O vereador Coronel Rosses classificou a medida como “inacreditável” e compartilhou imagem com tom de revolta.

O deputado estadual Delegado Péricles afirmou que a operação representa “um capítulo vergonhoso de perseguição política no Brasil” e denunciou um suposto autoritarismo por parte do Judiciário.

Já o deputado federal Capitão Alberto Neto divulgou nota oficial em que acusou o STF de agir de forma monocrática e fora do espírito democrático, especialmente durante o recesso parlamentar.

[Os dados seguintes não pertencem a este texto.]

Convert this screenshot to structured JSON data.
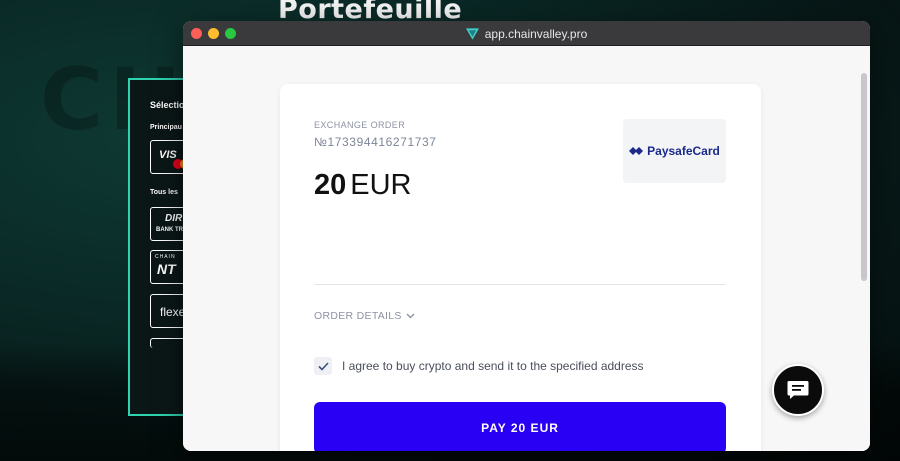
{
  "background": {
    "title": "Portefeuille",
    "panel": {
      "heading": "Sélection",
      "subheading_main": "Principau",
      "subheading_all": "Tous les",
      "cards": {
        "visa": "VIS",
        "direct_top": "DIR",
        "direct_bottom": "BANK TR",
        "chain_top": "CHAIN",
        "chain_main": "NT",
        "flex": "flexe"
      }
    }
  },
  "browser": {
    "url": "app.chainvalley.pro",
    "favicon": "triangle-logo-icon"
  },
  "order": {
    "label": "EXCHANGE ORDER",
    "number": "№173394416271737",
    "amount": "20",
    "currency": "EUR",
    "payment_method": "PaysafeCard",
    "details_toggle": "ORDER DETAILS",
    "agree_text": "I agree to buy crypto and send it to the specified address",
    "agree_checked": true,
    "pay_button": "PAY 20 EUR"
  },
  "colors": {
    "accent": "#2a00f5",
    "panel_border": "#2fd3b0",
    "paysafe_blue": "#1b2a8a"
  },
  "chat": {
    "icon": "chat-bubble-icon"
  }
}
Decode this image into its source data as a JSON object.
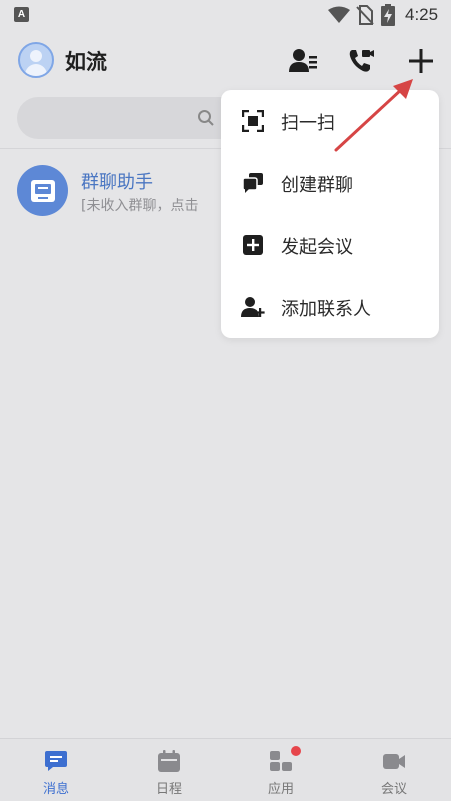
{
  "status_bar": {
    "app_badge": "A",
    "time": "4:25",
    "icons": [
      "wifi-icon",
      "no-sim-icon",
      "battery-charging-icon"
    ]
  },
  "header": {
    "title": "如流",
    "icons": [
      "avatar",
      "contacts-icon",
      "video-call-icon",
      "plus-icon"
    ]
  },
  "search": {
    "icon": "search-icon"
  },
  "conversations": [
    {
      "title": "群聊助手",
      "preview": "[未收入群聊，点击",
      "icon": "inbox-icon"
    }
  ],
  "menu": {
    "items": [
      {
        "label": "扫一扫",
        "icon": "scan-icon"
      },
      {
        "label": "创建群聊",
        "icon": "group-chat-icon"
      },
      {
        "label": "发起会议",
        "icon": "add-meeting-icon"
      },
      {
        "label": "添加联系人",
        "icon": "add-contact-icon"
      }
    ]
  },
  "bottom_nav": {
    "tabs": [
      {
        "label": "消息",
        "icon": "message-icon",
        "active": true
      },
      {
        "label": "日程",
        "icon": "calendar-icon",
        "active": false
      },
      {
        "label": "应用",
        "icon": "apps-icon",
        "active": false,
        "badge_dot": true
      },
      {
        "label": "会议",
        "icon": "video-camera-icon",
        "active": false
      }
    ]
  },
  "colors": {
    "background": "#e5e5e7",
    "accent": "#3d6fd0",
    "conversation_avatar": "#5d88d6",
    "conversation_title": "#4a76c2",
    "annotation_arrow": "#d64545",
    "badge_dot": "#e6454b"
  }
}
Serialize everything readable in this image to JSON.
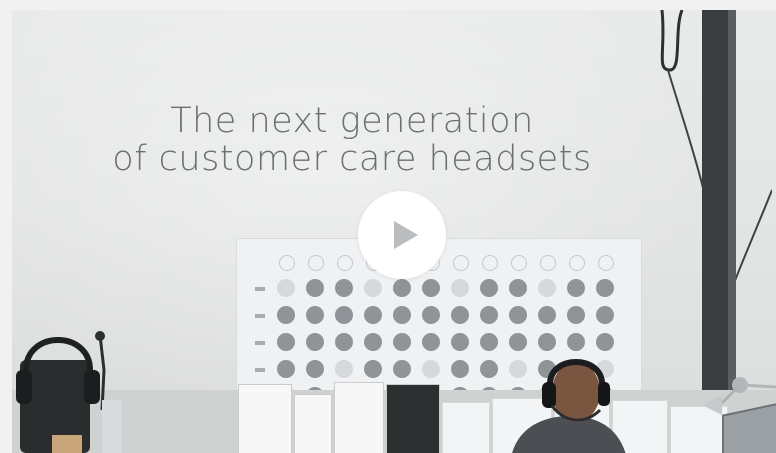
{
  "video": {
    "headline_line1": "The next generation",
    "headline_line2": "of customer care headsets",
    "play_button_icon": "play-icon",
    "play_button_color": "#ffffff",
    "play_icon_color": "#b9bdc0"
  }
}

Até mesmo a pré-candidata ao Governo do Amazonas pelo PL, Maria do Carmo Seffair, manifestou apoio explícito a Bolsonaro ao publicar a frase “Verás que um filho teu não foge à luta” sobre a imagem do ex-presidente em frente à bandeira nacional — símbolo de resistência e nacionalismo frequentemente usado pelo bolsonarismo.

Entre os líderes políticos estaduais, o governador Wilson Lima (UB), embora com tom mais moderado, comentou que “as instituições precisam agir com equilíbrio e cautela” e que “o respeito à legalidade e à presunção de inocência deve prevalecer para todos, independentemente de posição política”.

A declaração foi vista como uma tentativa de não se afastar da base conservadora, ao mesmo tempo que preserva sua posição institucional.